Some of Google’s library partners have been so receptive of Google’s project that they’re building their own version on the side. They recognize the potential importance of digitizing books and have started their own database called HathiTrust, and will pull from additional research sources. It’s all library-based and will not be dependent on the corporate future of a company like Google.
Not that Google’s too worried about their future, or even their future with Book Search. It got off to a rocky start, but seems to be sailing much more smoothly these days. Apart from the growing number of content partners Google is building up, there is a possibility that they may be close to settling a three-year-old lawsuit regarding the project, according to Matt McGee at Search Engine Land. He writes:
In the legal case, five publishers sued to stop Google from scanning the entire content of books that are still under copyright protection. Google has said that only a small portion of the scanned books are made available through Google Book Search, so the program constitutes “fair use.” They also say publishers can opt out of the program.

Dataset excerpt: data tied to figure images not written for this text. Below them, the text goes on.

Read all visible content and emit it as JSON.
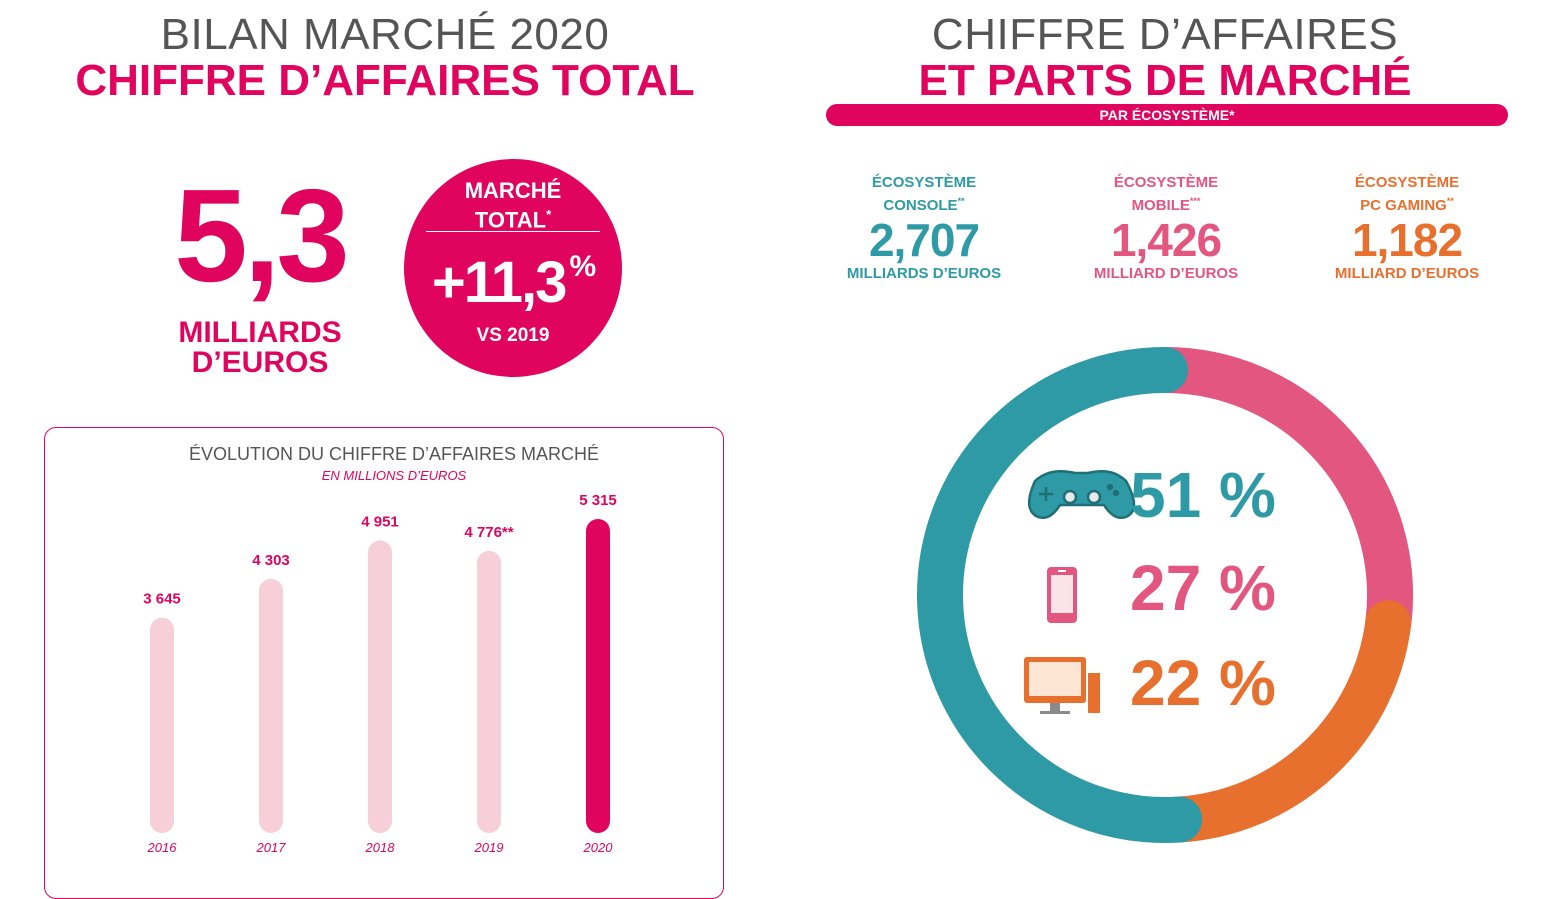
{
  "left": {
    "subtitle": "BILAN MARCHÉ 2020",
    "title": "CHIFFRE D’AFFAIRES TOTAL",
    "big_value": "5,3",
    "big_unit_line1": "MILLIARDS",
    "big_unit_line2": "D’EUROS",
    "circle": {
      "label_line1": "MARCHÉ",
      "label_line2": "TOTAL",
      "label_mark": "*",
      "value": "+11,3",
      "percent": "%",
      "vs": "VS 2019"
    }
  },
  "right": {
    "subtitle": "CHIFFRE D’AFFAIRES",
    "title": "ET PARTS DE MARCHÉ",
    "pill": "PAR ÉCOSYSTÈME*",
    "ecosystems": [
      {
        "label1": "ÉCOSYSTÈME",
        "label2": "CONSOLE",
        "mark": "**",
        "value": "2,707",
        "unit": "MILLIARDS D’EUROS",
        "color": "#2e9aa6",
        "percent": "51 %",
        "icon": "gamepad-icon"
      },
      {
        "label1": "ÉCOSYSTÈME",
        "label2": "MOBILE",
        "mark": "***",
        "value": "1,426",
        "unit": "MILLIARD D’EUROS",
        "color": "#e2567f",
        "percent": "27 %",
        "icon": "smartphone-icon"
      },
      {
        "label1": "ÉCOSYSTÈME",
        "label2": "PC GAMING",
        "mark": "**",
        "value": "1,182",
        "unit": "MILLIARD D’EUROS",
        "color": "#e8702e",
        "percent": "22 %",
        "icon": "desktop-computer-icon"
      }
    ]
  },
  "chart_data": [
    {
      "type": "bar",
      "title": "ÉVOLUTION DU CHIFFRE D’AFFAIRES MARCHÉ",
      "subtitle": "EN MILLIONS D’EUROS",
      "categories": [
        "2016",
        "2017",
        "2018",
        "2019",
        "2020"
      ],
      "values": [
        3645,
        4303,
        4951,
        4776,
        5315
      ],
      "value_labels": [
        "3 645",
        "4 303",
        "4 951",
        "4 776**",
        "5 315"
      ],
      "highlight_index": 4,
      "colors": {
        "normal": "#f6cfd8",
        "highlight": "#e0045e",
        "label": "#e0045e"
      }
    },
    {
      "type": "pie",
      "style": "donut",
      "labels": [
        "CONSOLE",
        "MOBILE",
        "PC GAMING"
      ],
      "values": [
        51,
        27,
        22
      ],
      "colors": [
        "#2e9aa6",
        "#e2567f",
        "#e8702e"
      ]
    }
  ]
}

Rumors in the past week are that negotiations have “heated up” and a settlement is “imminent.” Spokespersons for both Google and the Association of American Publishers dismissed the speculation.
Either way, Google is continuing down the path of organizing the world’s information and this includes books (not to mention old newspapers), and one can’t help but consider a possible future where books being read electronically (and socially for that matter) becomes the norm, with more and more becoming available online and devices like the Kindle being offered (although such a device is apparently not in the cards anytime soon for Google). I’m not saying it’s the near future, or even that it is the future, but it’s a possibility isn’t it?